A group of 100 organizations including LeadingAge, the National Consumer Voice for Quality Long-Term Care and the Center for Medicare Advocacy reached out to lawmakers in a letter with concerns over “radical structural changes” to the Medicaid program that could impact providers and beneficiaries.
“Proposals to cap Medicaid funding to states, either through block grants or per capita caps, are actually cuts to Medicaid,” the letter reads. “These proposals would harm older adults and people with disabilities.”
Adding caps to Medicaid funding also could hurt dual eligibles who rely on long-term services and supports, the group said. Medicaid pays for roughly 61% of all LTSS costs, including those spent on skilled nursing services.
“Capping Medicaid funding for the over 10 million older adults and people with disabilities who qualify for Medicaid and are also enrolled in Medicare … would be particularly problematic,” the letter reads. “Doing so would create new incentives for states and providers to shift costs to Medicare and would disincentivize state investments that save Medicare money by preventing avoidable hospitalizations, nursing home stays and more.”
Noting that Medicaid “is already a lean program,” the groups added that caps may force states to cut service and eligibility, and could eliminate federal protections.

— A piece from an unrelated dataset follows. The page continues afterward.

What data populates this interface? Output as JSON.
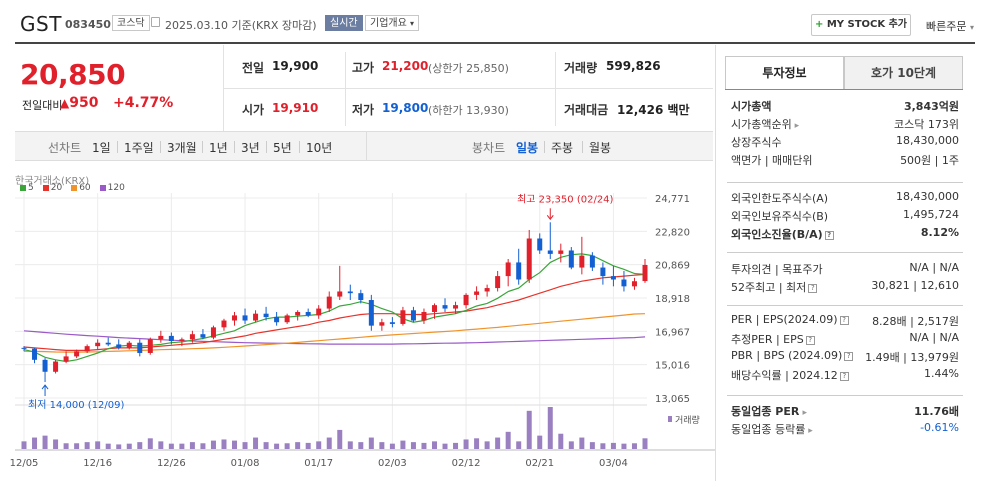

“These proposals are not focused on improving the Medicaid program, but instead put reducing federal spending over families’ needs,” the groups warned. “Therefore, we urge you to reject these structural changes to this vital safety net program.”
The letter was sent to Senate Majority Leader Mitch McConnell (R-KY), Senate Minority Leader Chuck Schumer (D-NY), House Speaker Paul Ryan (R-WI) and House Minority Leader Nancy Pelosi (D-CA), along with members of several Senate committees including the Special Committee on Aging.